25 Agustus 2023
SEOUL – Ketika sirene berbunyi pada hari Rabu pukul 14.00 untuk latihan pertahanan sipil pertama di Korea Selatan dalam enam tahun, resepsionis Lee Jeong Eun tetap tinggal di rumah dibandingkan pergi ke tempat penampungan darurat terdekat seperti yang seharusnya.
Tempat penampungannya, berada di tempat parkir bawah tanah di blok apartemennya, sangat dekat, namun perempuan berusia 36 tahun, yang tinggal sendirian di sebuah apartemen di lantai 17, berkata: “Tidak mungkin saya menaiki tangga sebanyak itu. ! “
Secara terpisah, seorang mahasiswa berusia 22 tahun yang menerima peringatan olahraga di ponselnya memilih untuk mengabaikannya, dengan mengatakan bahwa dia tidak lagi peduli dengan latihan tersebut setelah mempraktikkannya di sekolah menengah.

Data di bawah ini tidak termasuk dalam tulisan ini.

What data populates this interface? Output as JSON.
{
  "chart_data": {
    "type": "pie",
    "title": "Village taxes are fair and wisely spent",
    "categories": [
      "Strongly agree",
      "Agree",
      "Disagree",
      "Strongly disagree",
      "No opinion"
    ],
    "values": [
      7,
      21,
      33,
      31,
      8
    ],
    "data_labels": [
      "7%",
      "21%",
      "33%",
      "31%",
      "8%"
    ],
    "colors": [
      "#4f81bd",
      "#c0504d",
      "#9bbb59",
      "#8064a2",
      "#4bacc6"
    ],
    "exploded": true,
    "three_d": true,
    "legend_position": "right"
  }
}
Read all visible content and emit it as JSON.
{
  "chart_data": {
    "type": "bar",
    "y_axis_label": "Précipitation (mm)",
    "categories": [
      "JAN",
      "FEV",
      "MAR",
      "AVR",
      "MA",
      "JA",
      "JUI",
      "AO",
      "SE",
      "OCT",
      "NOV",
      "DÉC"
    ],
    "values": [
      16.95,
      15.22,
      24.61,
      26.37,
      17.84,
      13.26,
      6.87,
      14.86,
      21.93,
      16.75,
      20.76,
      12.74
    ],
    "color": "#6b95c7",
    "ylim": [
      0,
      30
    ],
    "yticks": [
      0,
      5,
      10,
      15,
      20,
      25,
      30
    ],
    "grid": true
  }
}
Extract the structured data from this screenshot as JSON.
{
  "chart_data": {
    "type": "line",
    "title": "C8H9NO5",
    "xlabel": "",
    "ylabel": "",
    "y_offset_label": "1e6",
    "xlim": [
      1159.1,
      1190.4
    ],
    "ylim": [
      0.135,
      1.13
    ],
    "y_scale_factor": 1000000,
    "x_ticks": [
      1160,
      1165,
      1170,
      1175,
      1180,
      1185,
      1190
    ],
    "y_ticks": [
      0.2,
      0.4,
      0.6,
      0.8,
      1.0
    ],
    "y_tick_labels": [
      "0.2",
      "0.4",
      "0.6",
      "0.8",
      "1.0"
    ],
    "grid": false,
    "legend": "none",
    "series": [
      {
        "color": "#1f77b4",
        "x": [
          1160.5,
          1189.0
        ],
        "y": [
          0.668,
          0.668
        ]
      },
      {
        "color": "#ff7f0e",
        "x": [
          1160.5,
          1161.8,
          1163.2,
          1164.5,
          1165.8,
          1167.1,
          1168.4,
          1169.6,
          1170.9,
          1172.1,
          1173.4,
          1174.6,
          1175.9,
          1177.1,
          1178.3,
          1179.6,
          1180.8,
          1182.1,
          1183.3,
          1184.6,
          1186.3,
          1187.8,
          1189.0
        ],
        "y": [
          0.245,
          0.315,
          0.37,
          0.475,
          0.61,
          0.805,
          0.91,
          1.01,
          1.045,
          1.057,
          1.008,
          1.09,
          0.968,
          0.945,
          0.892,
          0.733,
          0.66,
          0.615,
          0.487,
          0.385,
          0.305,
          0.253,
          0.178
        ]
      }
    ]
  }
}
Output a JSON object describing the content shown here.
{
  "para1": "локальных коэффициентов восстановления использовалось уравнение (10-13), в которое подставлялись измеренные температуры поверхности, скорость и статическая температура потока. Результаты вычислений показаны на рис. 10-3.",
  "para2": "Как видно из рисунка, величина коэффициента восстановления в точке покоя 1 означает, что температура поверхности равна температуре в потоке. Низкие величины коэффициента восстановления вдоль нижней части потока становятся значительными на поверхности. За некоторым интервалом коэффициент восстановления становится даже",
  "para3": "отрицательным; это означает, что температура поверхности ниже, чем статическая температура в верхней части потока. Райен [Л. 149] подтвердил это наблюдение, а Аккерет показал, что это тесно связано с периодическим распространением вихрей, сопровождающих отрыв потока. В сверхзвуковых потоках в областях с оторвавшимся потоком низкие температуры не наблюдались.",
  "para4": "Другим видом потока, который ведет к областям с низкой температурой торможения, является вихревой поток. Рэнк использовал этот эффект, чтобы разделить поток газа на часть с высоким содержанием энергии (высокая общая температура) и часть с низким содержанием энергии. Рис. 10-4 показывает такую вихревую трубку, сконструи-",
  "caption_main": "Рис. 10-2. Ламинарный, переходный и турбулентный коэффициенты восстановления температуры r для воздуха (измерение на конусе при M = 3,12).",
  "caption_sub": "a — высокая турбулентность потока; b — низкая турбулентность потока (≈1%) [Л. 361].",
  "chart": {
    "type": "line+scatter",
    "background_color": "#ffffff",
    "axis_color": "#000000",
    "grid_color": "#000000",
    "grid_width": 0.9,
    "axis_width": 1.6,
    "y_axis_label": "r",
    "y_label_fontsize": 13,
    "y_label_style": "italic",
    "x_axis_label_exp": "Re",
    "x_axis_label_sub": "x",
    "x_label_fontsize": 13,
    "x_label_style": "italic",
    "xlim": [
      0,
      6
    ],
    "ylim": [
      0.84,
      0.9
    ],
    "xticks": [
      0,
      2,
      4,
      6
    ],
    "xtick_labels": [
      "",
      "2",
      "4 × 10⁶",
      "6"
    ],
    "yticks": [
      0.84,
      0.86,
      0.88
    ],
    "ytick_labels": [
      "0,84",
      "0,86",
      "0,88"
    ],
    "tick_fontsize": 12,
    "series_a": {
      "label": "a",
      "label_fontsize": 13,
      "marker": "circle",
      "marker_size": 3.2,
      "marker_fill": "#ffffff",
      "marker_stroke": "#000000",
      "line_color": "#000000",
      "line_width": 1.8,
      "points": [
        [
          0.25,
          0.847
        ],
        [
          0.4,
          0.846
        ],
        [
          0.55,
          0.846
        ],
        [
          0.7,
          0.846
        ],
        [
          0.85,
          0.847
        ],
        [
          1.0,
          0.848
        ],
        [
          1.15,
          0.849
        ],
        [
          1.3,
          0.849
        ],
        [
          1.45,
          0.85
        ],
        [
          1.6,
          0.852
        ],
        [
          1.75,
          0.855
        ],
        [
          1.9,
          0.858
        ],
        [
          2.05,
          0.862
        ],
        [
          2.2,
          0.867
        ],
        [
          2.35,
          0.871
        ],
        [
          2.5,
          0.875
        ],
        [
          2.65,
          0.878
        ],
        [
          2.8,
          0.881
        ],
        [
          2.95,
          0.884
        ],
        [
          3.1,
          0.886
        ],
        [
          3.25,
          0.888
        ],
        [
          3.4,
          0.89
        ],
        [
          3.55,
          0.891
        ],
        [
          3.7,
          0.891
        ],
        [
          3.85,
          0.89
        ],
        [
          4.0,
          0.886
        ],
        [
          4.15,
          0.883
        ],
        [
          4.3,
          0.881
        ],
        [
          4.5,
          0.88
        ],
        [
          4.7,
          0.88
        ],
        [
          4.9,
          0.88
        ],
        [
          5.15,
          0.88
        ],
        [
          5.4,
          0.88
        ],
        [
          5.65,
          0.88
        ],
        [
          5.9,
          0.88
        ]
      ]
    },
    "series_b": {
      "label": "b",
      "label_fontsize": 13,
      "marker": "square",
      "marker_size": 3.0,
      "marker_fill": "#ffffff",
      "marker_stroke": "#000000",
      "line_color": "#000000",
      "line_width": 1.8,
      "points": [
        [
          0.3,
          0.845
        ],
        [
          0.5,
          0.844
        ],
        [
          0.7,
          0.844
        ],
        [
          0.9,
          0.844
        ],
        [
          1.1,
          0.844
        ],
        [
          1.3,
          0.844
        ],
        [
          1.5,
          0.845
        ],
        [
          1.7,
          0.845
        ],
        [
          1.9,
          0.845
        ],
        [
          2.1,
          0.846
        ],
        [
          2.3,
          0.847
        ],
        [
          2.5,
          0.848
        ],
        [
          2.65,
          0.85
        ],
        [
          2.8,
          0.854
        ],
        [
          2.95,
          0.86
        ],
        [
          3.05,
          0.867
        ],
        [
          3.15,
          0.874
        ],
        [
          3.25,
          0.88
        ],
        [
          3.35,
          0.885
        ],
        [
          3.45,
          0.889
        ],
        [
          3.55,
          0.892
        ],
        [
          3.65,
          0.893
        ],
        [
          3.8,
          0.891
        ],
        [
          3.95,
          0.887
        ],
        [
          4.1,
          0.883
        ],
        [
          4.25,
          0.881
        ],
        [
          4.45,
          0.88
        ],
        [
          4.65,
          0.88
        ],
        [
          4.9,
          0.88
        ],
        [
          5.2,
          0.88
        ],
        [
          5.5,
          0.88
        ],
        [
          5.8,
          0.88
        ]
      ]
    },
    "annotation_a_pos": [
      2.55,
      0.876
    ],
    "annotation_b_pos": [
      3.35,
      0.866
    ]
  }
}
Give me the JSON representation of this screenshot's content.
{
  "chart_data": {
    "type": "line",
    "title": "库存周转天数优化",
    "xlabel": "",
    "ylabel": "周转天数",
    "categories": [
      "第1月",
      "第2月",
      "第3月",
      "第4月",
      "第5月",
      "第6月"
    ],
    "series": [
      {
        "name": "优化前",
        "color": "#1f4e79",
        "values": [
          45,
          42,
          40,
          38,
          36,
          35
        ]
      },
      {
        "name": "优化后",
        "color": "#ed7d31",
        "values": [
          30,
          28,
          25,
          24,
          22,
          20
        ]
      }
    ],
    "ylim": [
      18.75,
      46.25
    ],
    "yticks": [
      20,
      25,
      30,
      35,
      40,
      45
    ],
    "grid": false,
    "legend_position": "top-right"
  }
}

“Rudal dari Korea Utara mungkin mengancam, tapi saya sudah terbiasa sekarang, karena mereka menembakkan begitu banyak namun tidak terjadi apa-apa,” alasannya.
Desensitisasi semacam ini tampaknya meluas ketika Korea Selatan melakukan latihan pertahanan sipil nasional pertamanya pada hari Rabu setelah enam tahun jeda.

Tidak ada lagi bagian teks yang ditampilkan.